My brother had the route for two years. During that time, we worked seven days a week, 365 days a year. On Sundays, my mother would wake us up at 5 a.m. so we'd get back home in time to change clothes for the 9 a.m. Mass. It was still dark when we left and scary going down into the unlit cellar for our shopping cart-lifted from the local A&P-so we'd joke and push and shove one another, hoping our little subterfuge would frighten off anyone lurking in the shadows.
My brother made about $20 a week. Two of those dollars were mine. That was a lot of money for a 7-year-old in the late '50s. I had a little bank shaped like a cash register that only took dimes, and that's how I made him pay me. Every time I put one in, I'd pull the lever down slowly and watch the total go up accordingly.

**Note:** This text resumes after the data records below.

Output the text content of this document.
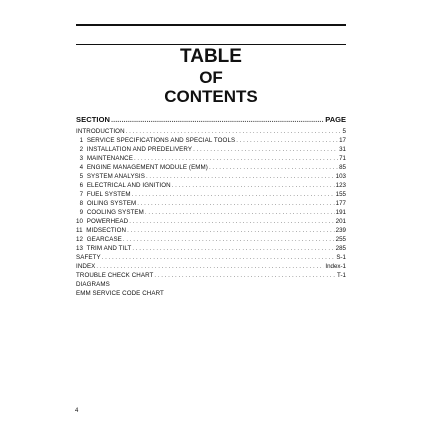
TABLE
OF
CONTENTS
SECTION .....	PAGE
INTRODUCTION . . .	5
1  SERVICE SPECIFICATIONS AND SPECIAL TOOLS . . .	17
2  INSTALLATION AND PREDELIVERY . . .	31
3  MAINTENANCE . . .	71
4  ENGINE MANAGEMENT MODULE (EMM) . . .	85
5  SYSTEM ANALYSIS . . .	103
6  ELECTRICAL AND IGNITION . . .	123
7  FUEL SYSTEM . . .	155
8  OILING SYSTEM . . .	177
9  COOLING SYSTEM . . .	191
10  POWERHEAD . . .	201
11  MIDSECTION . . .	239
12  GEARCASE . . .	255
13  TRIM AND TILT . . .	285
SAFETY . . .	S-1
INDEX . . .	Index-1
TROUBLE CHECK CHART . . .	T-1
DIAGRAMS
EMM SERVICE CODE CHART
4
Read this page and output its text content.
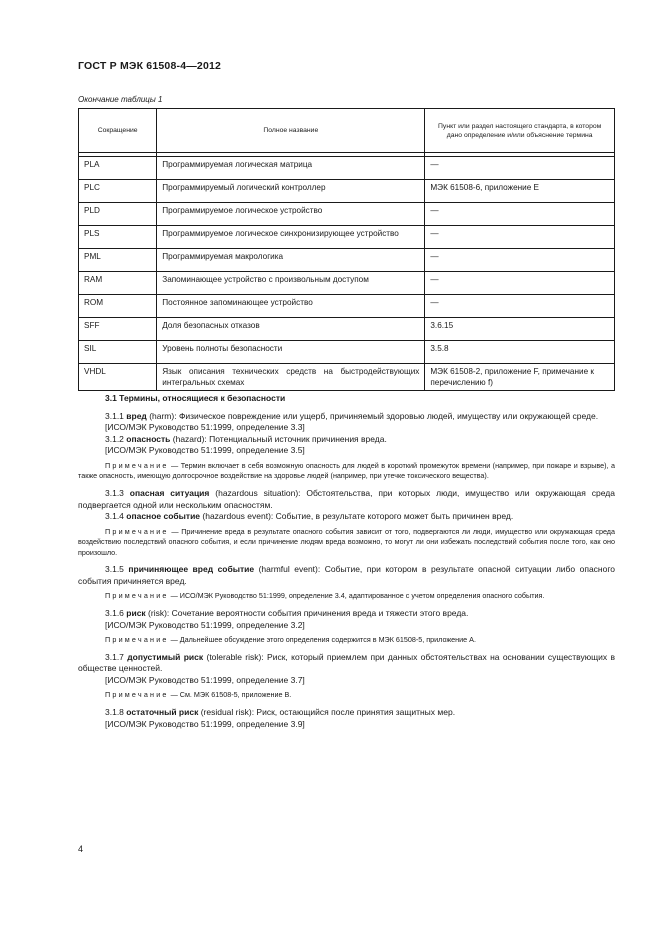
ГОСТ Р МЭК 61508-4—2012
Окончание таблицы 1
Сокращение	Полное название	Пункт или раздел настоящего стандарта, в котором дано определение и/или объяснение термина

PLA	Программируемая логическая матрица	—
PLC	Программируемый логический контроллер	МЭК 61508-6, приложение Е
PLD	Программируемое логическое устройство	—
PLS	Программируемое логическое синхронизирующее устройство	—
PML	Программируемая макрологика	—
RAM	Запоминающее устройство с произвольным доступом	—
ROM	Постоянное запоминающее устройство	—
SFF	Доля безопасных отказов	3.6.15
SIL	Уровень полноты безопасности	3.5.8
VHDL	Язык описания технических средств на быстродействующих интегральных схемах	МЭК 61508-2, приложение F, примечание к перечислению f)

3.1 Термины, относящиеся к безопасности

3.1.1 вред (harm): Физическое повреждение или ущерб, причиняемый здоровью людей, имуществу или окружающей среде.

[ИСО/МЭК Руководство 51:1999, определение 3.3]

3.1.2 опасность (hazard): Потенциальный источник причинения вреда.

[ИСО/МЭК Руководство 51:1999, определение 3.5]

Примечание — Термин включает в себя возможную опасность для людей в короткий промежуток времени (например, при пожаре и взрыве), а также опасность, имеющую долгосрочное воздействие на здоровье людей (например, при утечке токсического вещества).

3.1.3 опасная ситуация (hazardous situation): Обстоятельства, при которых люди, имущество или окружающая среда подвергается одной или нескольким опасностям.

3.1.4 опасное событие (hazardous event): Событие, в результате которого может быть причинен вред.

Примечание — Причинение вреда в результате опасного события зависит от того, подвергаются ли люди, имущество или окружающая среда воздействию последствий опасного события, и если причинение людям вреда возможно, то могут ли они избежать последствий события после того, как оно произошло.

3.1.5 причиняющее вред событие (harmful event): Событие, при котором в результате опасной ситуации либо опасного события причиняется вред.

Примечание — ИСО/МЭК Руководство 51:1999, определение 3.4, адаптированное с учетом определения опасного события.

3.1.6 риск (risk): Сочетание вероятности события причинения вреда и тяжести этого вреда.

[ИСО/МЭК Руководство 51:1999, определение 3.2]

Примечание — Дальнейшее обсуждение этого определения содержится в МЭК 61508-5, приложение А.

3.1.7 допустимый риск (tolerable risk): Риск, который приемлем при данных обстоятельствах на основании существующих в обществе ценностей.

[ИСО/МЭК Руководство 51:1999, определение 3.7]

Примечание — См. МЭК 61508-5, приложение В.

3.1.8 остаточный риск (residual risk): Риск, остающийся после принятия защитных мер.

[ИСО/МЭК Руководство 51:1999, определение 3.9]

4
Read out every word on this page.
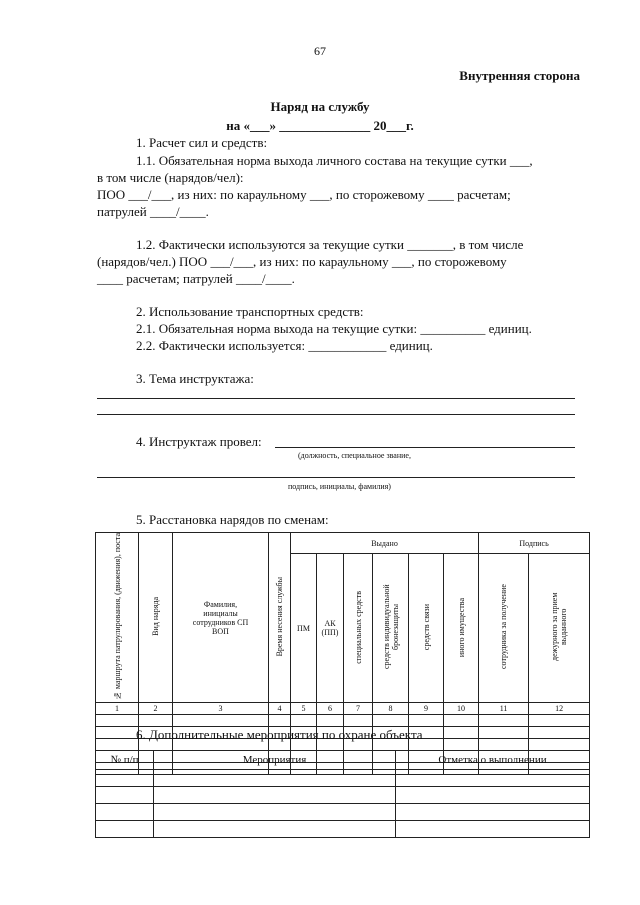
67
Внутренняя сторона
Наряд на службу
на «___» ______________ 20___г.
1. Расчет сил и средств:
1.1. Обязательная норма выхода личного состава на текущие сутки ___,
в том числе (нарядов/чел):
ПОО ___/___, из них: по караульному ___, по сторожевому ____ расчетам;
патрулей ____/____.
1.2. Фактически используются за текущие сутки _______, в том числе
(нарядов/чел.) ПОО ___/___, из них: по караульному ___, по сторожевому
____ расчетам; патрулей ____/____.
2. Использование транспортных средств:
2.1. Обязательная норма выхода на текущие сутки: __________ единиц.
2.2. Фактически используется: ____________ единиц.
3. Тема инструктажа:
4. Инструктаж провел:
(должность, специальное звание,
подпись, инициалы, фамилия)
5. Расстановка нарядов по сменам:
№ маршрута патрулирования, (движения), поста	Вид наряда	Фамилия, инициалы сотрудников СП ВОП	Время несения службы	Выдано						Подпись	
				ПМ	АК (ПП)	специальных средств	средств индивидуальной бронезащиты	средств связи	иного имущества	сотрудника за получение	дежурного за прием выданного
1	2	3	4	5	6	7	8	9	10	11	12

6. Дополнительные мероприятия по охране объекта
№ п/п	Мероприятия	Отметка о выполнении
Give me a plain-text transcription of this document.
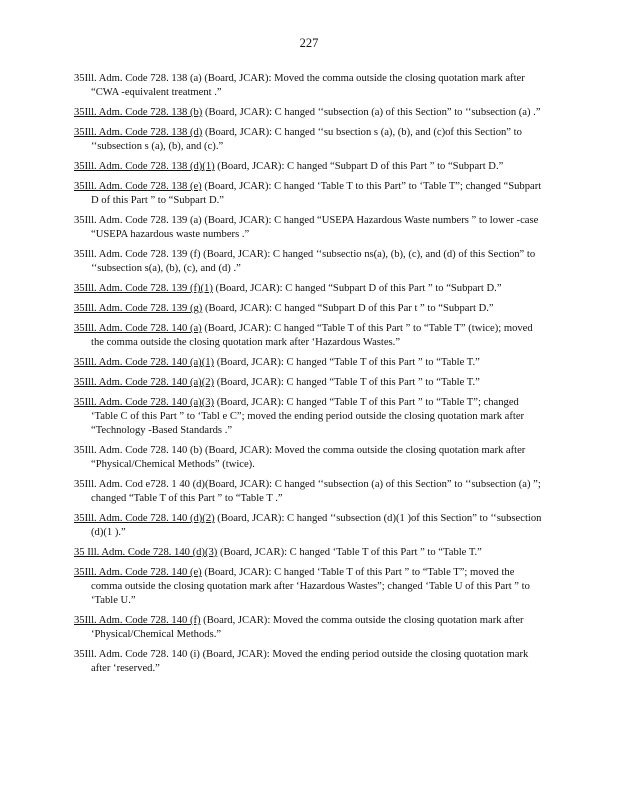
227

35Ill. Adm. Code 728. 138 (a) (Board, JCAR): Moved the comma outside the closing quotation mark after “CWA -equivalent treatment .”

35Ill. Adm. Code 728. 138 (b) (Board, JCAR): C hanged ‘‘subsection (a) of this Section” to ‘‘subsection (a) .”

35Ill. Adm. Code 728. 138 (d) (Board, JCAR): C hanged ‘‘su bsection s (a), (b), and (c)of this Section” to ‘‘subsection s (a), (b), and (c).”

35Ill. Adm. Code 728. 138 (d)(1) (Board, JCAR): C hanged “Subpart D of this Part ” to “Subpart D.”

35Ill. Adm. Code 728. 138 (e) (Board, JCAR): C hanged ‘Table T to this Part” to ‘Table T”; changed “Subpart D of this Part ” to “Subpart D.”

35Ill. Adm. Code 728. 139 (a) (Board, JCAR): C hanged “USEPA Hazardous Waste numbers ” to lower -case “USEPA hazardous waste numbers .”

35Ill. Adm. Code 728. 139 (f) (Board, JCAR): C hanged ‘‘subsectio ns(a), (b), (c), and (d) of this Section” to ‘‘subsection s(a), (b), (c), and (d) .”

35Ill. Adm. Code 728. 139 (f)(1) (Board, JCAR): C hanged “Subpart D of this Part ” to “Subpart D.”

35Ill. Adm. Code 728. 139 (g) (Board, JCAR): C hanged “Subpart D of this Par t ” to “Subpart D.”

35Ill. Adm. Code 728. 140 (a) (Board, JCAR): C hanged “Table T of this Part ” to “Table T” (twice); moved the comma outside the closing quotation mark after ‘Hazardous Wastes.”

35Ill. Adm. Code 728. 140 (a)(1) (Board, JCAR): C hanged “Table T of this Part ” to “Table T.”

35Ill. Adm. Code 728. 140 (a)(2) (Board, JCAR): C hanged “Table T of this Part ” to “Table T.”

35Ill. Adm. Code 728. 140 (a)(3) (Board, JCAR): C hanged “Table T of this Part ” to “Table T”; changed ‘Table C of this Part ” to ‘Tabl e C”; moved the ending period outside the closing quotation mark after “Technology -Based Standards .”

35Ill. Adm. Code 728. 140 (b) (Board, JCAR): Moved the comma outside the closing quotation mark after “Physical/Chemical Methods” (twice).

35Ill. Adm. Cod e728. 1 40 (d)(Board, JCAR): C hanged ‘‘subsection (a) of this Section” to ‘‘subsection (a) ”; changed “Table T of this Part ” to “Table T .”

35Ill. Adm. Code 728. 140 (d)(2) (Board, JCAR): C hanged ‘‘subsection (d)(1 )of this Section” to ‘‘subsection (d)(1 ).”

35 Ill. Adm. Code 728. 140 (d)(3) (Board, JCAR): C hanged ‘Table T of this Part ” to “Table T.”

35Ill. Adm. Code 728. 140 (e) (Board, JCAR): C hanged ‘Table T of this Part ” to “Table T”; moved the comma outside the closing quotation mark after ‘Hazardous Wastes”; changed ‘Table U of this Part ” to ‘Table U.”

35Ill. Adm. Code 728. 140 (f) (Board, JCAR): Moved the comma outside the closing quotation mark after ‘Physical/Chemical Methods.”

35Ill. Adm. Code 728. 140 (i) (Board, JCAR): Moved the ending period outside the closing quotation mark after ‘reserved.”
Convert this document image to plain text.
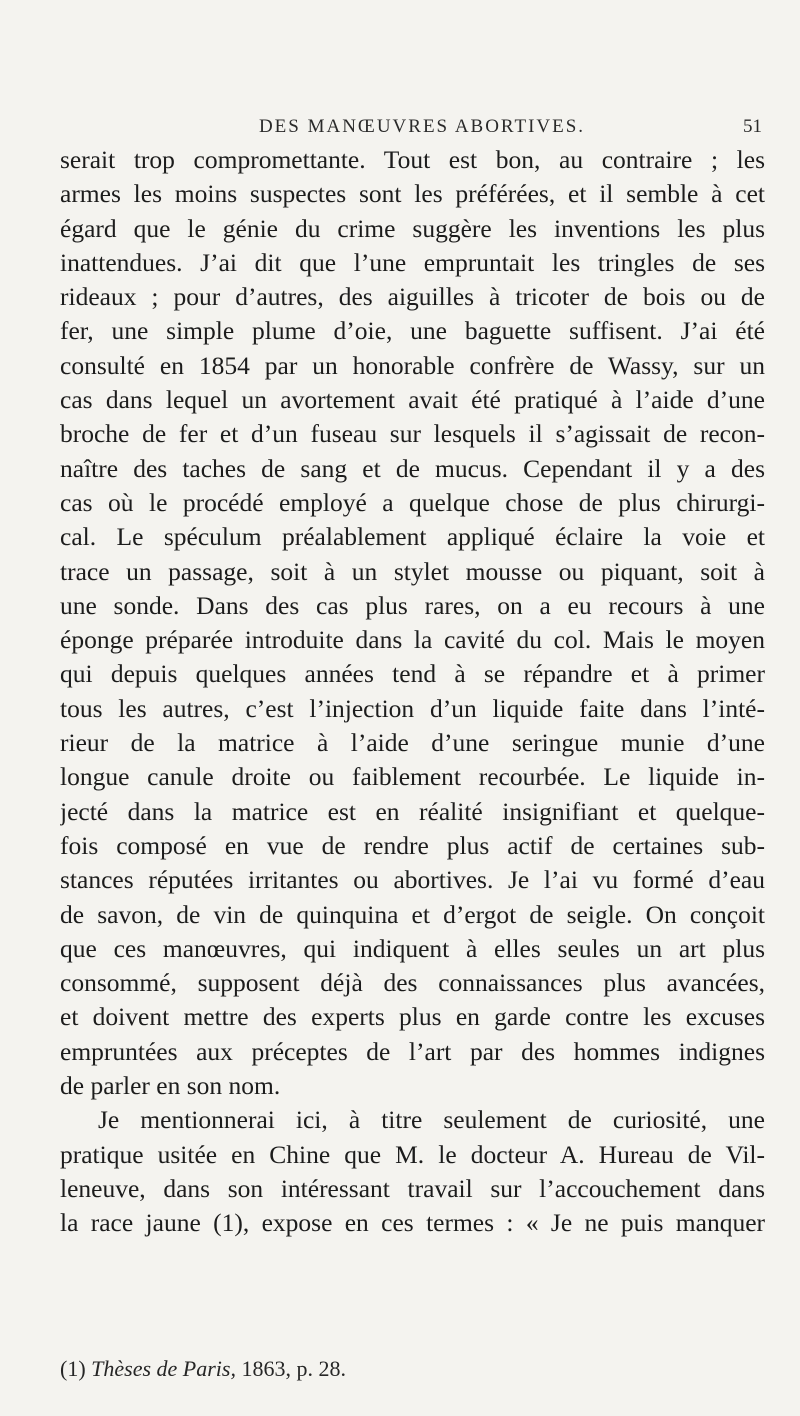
DES MANŒUVRES ABORTIVES.	51
serait trop compromettante. Tout est bon, au contraire ; les
armes les moins suspectes sont les préférées, et il semble à cet
égard que le génie du crime suggère les inventions les plus
inattendues. J’ai dit que l’une empruntait les tringles de ses
rideaux ; pour d’autres, des aiguilles à tricoter de bois ou de
fer, une simple plume d’oie, une baguette suffisent. J’ai été
consulté en 1854 par un honorable confrère de Wassy, sur un
cas dans lequel un avortement avait été pratiqué à l’aide d’une
broche de fer et d’un fuseau sur lesquels il s’agissait de recon-
naître des taches de sang et de mucus. Cependant il y a des
cas où le procédé employé a quelque chose de plus chirurgi-
cal. Le spéculum préalablement appliqué éclaire la voie et
trace un passage, soit à un stylet mousse ou piquant, soit à
une sonde. Dans des cas plus rares, on a eu recours à une
éponge préparée introduite dans la cavité du col. Mais le moyen
qui depuis quelques années tend à se répandre et à primer
tous les autres, c’est l’injection d’un liquide faite dans l’inté-
rieur de la matrice à l’aide d’une seringue munie d’une
longue canule droite ou faiblement recourbée. Le liquide in-
jecté dans la matrice est en réalité insignifiant et quelque-
fois composé en vue de rendre plus actif de certaines sub-
stances réputées irritantes ou abortives. Je l’ai vu formé d’eau
de savon, de vin de quinquina et d’ergot de seigle. On conçoit
que ces manœuvres, qui indiquent à elles seules un art plus
consommé, supposent déjà des connaissances plus avancées,
et doivent mettre des experts plus en garde contre les excuses
empruntées aux préceptes de l’art par des hommes indignes
de parler en son nom.
Je mentionnerai ici, à titre seulement de curiosité, une
pratique usitée en Chine que M. le docteur A. Hureau de Vil-
leneuve, dans son intéressant travail sur l’accouchement dans
la race jaune (1), expose en ces termes : « Je ne puis manquer
(1) Thèses de Paris, 1863, p. 28.
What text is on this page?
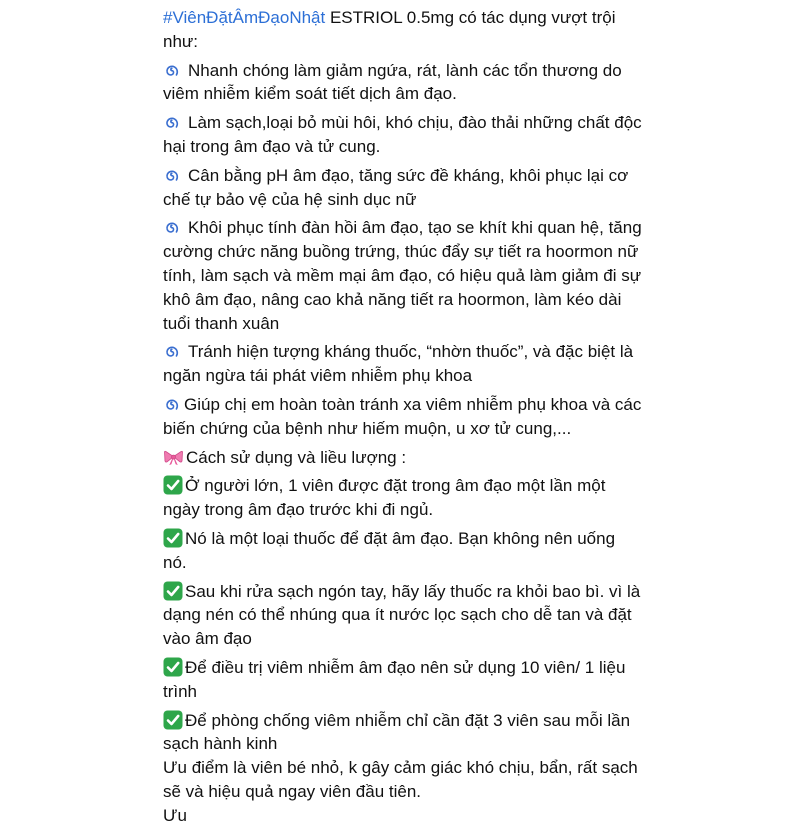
#ViênĐặtÂmĐạoNhật ESTRIOL 0.5mg có tác dụng vượt trội như:

Nhanh chóng làm giảm ngứa, rát, lành các tổn thương do viêm nhiễm kiểm soát tiết dịch âm đạo.

Làm sạch,loại bỏ mùi hôi, khó chịu, đào thải những chất độc hại trong âm đạo và tử cung.

Cân bằng pH âm đạo, tăng sức đề kháng, khôi phục lại cơ chế tự bảo vệ của hệ sinh dục nữ

Khôi phục tính đàn hồi âm đạo, tạo se khít khi quan hệ, tăng cường chức năng buồng trứng, thúc đẩy sự tiết ra hoormon nữ tính, làm sạch và mềm mại âm đạo, có hiệu quả làm giảm đi sự khô âm đạo, nâng cao khả năng tiết ra hoormon, làm kéo dài tuổi thanh xuân

Tránh hiện tượng kháng thuốc, “nhờn thuốc”, và đặc biệt là ngăn ngừa tái phát viêm nhiễm phụ khoa

Giúp chị em hoàn toàn tránh xa viêm nhiễm phụ khoa và các biến chứng của bệnh như hiếm muộn, u xơ tử cung,...

Cách sử dụng và liều lượng :

Ở người lớn, 1 viên được đặt trong âm đạo một lần một ngày trong âm đạo trước khi đi ngủ.

Nó là một loại thuốc để đặt âm đạo. Bạn không nên uống nó.

Sau khi rửa sạch ngón tay, hãy lấy thuốc ra khỏi bao bì. vì là dạng nén có thể nhúng qua ít nước lọc sạch cho dễ tan và đặt vào âm đạo

Để điều trị viêm nhiễm âm đạo nên sử dụng 10 viên/ 1 liệu trình

Để phòng chống viêm nhiễm chỉ cần đặt 3 viên sau mỗi lần sạch hành kinh

Ưu điểm là viên bé nhỏ, k gây cảm giác khó chịu, bẩn, rất sạch sẽ và hiệu quả ngay viên đầu tiên.

Ưu
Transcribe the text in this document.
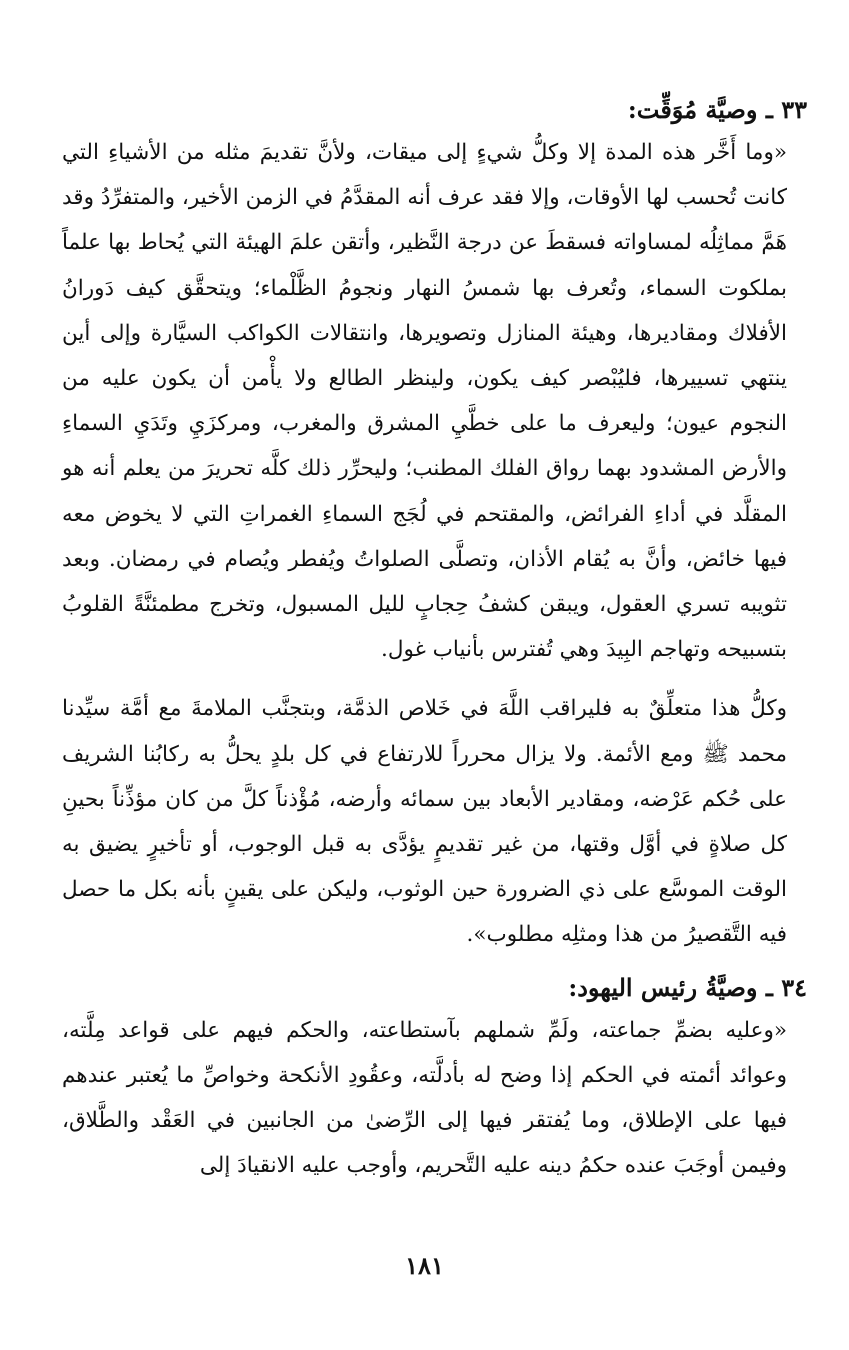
٣٣ ـ وصيَّة مُوَقِّت:

«وما أَخَّر هذه المدة إلا وكلُّ شيءٍ إلى ميقات، ولأنَّ تقديمَ مثله من الأشياءِ التي كانت تُحسب لها الأوقات، وإلا فقد عرف أنه المقدَّمُ في الزمن الأخير، والمتفرِّدُ وقد هَمَّ مماثِلُه لمساواته فسقطَ عن درجة النَّظير، وأتقن علمَ الهيئة التي يُحاط بها علماً بملكوت السماء، وتُعرف بها شمسُ النهار ونجومُ الظَّلْماء؛ ويتحقَّق كيف دَورانُ الأفلاك ومقاديرها، وهيئة المنازل وتصويرها، وانتقالات الكواكب السيَّارة وإلى أين ينتهي تسييرها، فليُبْصر كيف يكون، ولينظر الطالع ولا يأْمن أن يكون عليه من النجوم عيون؛ وليعرف ما على خطَّيِ المشرق والمغرب، ومركزَيِ وتَدَيِ السماءِ والأرض المشدود بهما رواق الفلك المطنب؛ وليحرِّر ذلك كلَّه تحريرَ من يعلم أنه هو المقلَّد في أداءِ الفرائض، والمقتحم في لُجَج السماءِ الغمراتِ التي لا يخوض معه فيها خائض، وأنَّ به يُقام الأذان، وتصلَّى الصلواتُ ويُفطر ويُصام في رمضان. وبعد تثويبه تسري العقول، ويبقن كشفُ حِجابٍ لليل المسبول، وتخرج مطمئنَّةً القلوبُ بتسبيحه وتهاجم البِيدَ وهي تُفترس بأنياب غول.

وكلُّ هذا متعلِّقٌ به فليراقب اللَّهَ في خَلاص الذمَّة، وبتجنَّب الملامةَ مع أمَّة سيِّدنا محمد ﷺ ومع الأئمة. ولا يزال محرراً للارتفاع في كل بلدٍ يحلُّ به ركابُنا الشريف على حُكم عَرْضه، ومقادير الأبعاد بين سمائه وأرضه، مُؤْذناً كلَّ من كان مؤذِّناً بحينِ كل صلاةٍ في أوَّل وقتها، من غير تقديمٍ يؤدَّى به قبل الوجوب، أو تأخيرٍ يضيق به الوقت الموسَّع على ذي الضرورة حين الوثوب، وليكن على يقينٍ بأنه بكل ما حصل فيه التَّقصيرُ من هذا ومثلِه مطلوب».

٣٤ ـ وصيَّةُ رئيس اليهود:

«وعليه بضمِّ جماعته، ولَمِّ شملهم بآستطاعته، والحكم فيهم على قواعد مِلَّته، وعوائد أئمته في الحكم إذا وضح له بأدلَّته، وعقُودِ الأنكحة وخواصِّ ما يُعتبر عندهم فيها على الإطلاق، وما يُفتقر فيها إلى الرِّضىٰ من الجانبين في العَقْد والطَّلاق، وفيمن أوجَبَ عنده حكمُ دينه عليه التَّحريم، وأوجب عليه الانقيادَ إلى

١٨١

When it filled at $10, I'd take the money out and bring it to the real bank in a sock. I'd walk up to the counter, and the nice woman would spill them out and count them by twos so our figures would jibe. When she finished, she'd ask for my passport savings book and take it to this huge machine that looked like a typewriter. She'd roll the book through it like a piece of paper and type in my deposit, including any interest I'd earned since my last visit, which showed up in red. I was in awe when she gave it back, not so much for the amount I had, but for what I thought it would soon become. One day, when I had enough, I was going to buy my mother the mink coat she always wanted, just as I'd always promised her.
No matter how much I put away, I always kept a little for myself. I loved Venus Paradise coloring sets, all those cool-colored pencils I could use to fill in all those numbered spaces. If I kept the points really sharp and pressed hard, I could hide the numbers I was coloring over, leaving me with a beautiful picture. Since I couldn't draw for shit, those pencils made me feel like an accomplished artist.
One year after shopping for Christmas presents, I had a few bucks left over, so I bought myself a new Hardy Boys book-a real treat, as all my others were used and didn't have covers. When I went home and showed it to my mother, she scolded me for being selfish. Her criticism angered me. I kept hearing my father's voice telling me that if I wanted something badly enough, I'd find a way to get it for myself. Wasn't that what I'd done?
I never read that book in front of anyone. I saved it until late at night, when my other brothers and my sister fell asleep. I read under my covers with a flashlight, which I sneaked from the hallway closet. The book was The Missing Chums. It's still my favorite.
My brother lives in Baltimore now and has his own business. Sometimes when we joke around and rehash the old days, he tells me he feels bad for exploiting me, but I tell him not to worry, I never saw it that way. I was happy working for him; I had more money than anyone I knew. Besides, when we went collecting on Thursday and Friday nights, he always took me to the candy store, where we'd pig out on ice sodas and candy bars, at his expense. I can still see myself sitting there, 7 or 8 years old, 8:30 at night with a spoonful of whipped cream in my face-that said something, didn't it?
As for me, I'm still the assistant, though I like to think of myself as a facilitator. There are those who give orders and those who make them happen. I've had at least 40 or 50 jobs since then, some better than others, some worse, but I've always managed. It's taken me a long time to realize that all skills are marketable, even if it's just a warm smile and some flexibility. People need that in the workplace, and I've gotten very good at it. Just keep them happy and feeling good about themselves, and they'll take care of you-that's my mantra.
I still have a jar in my closet where I keep my change and never use my debit card. I like to pay in cash, if only for the feel of it.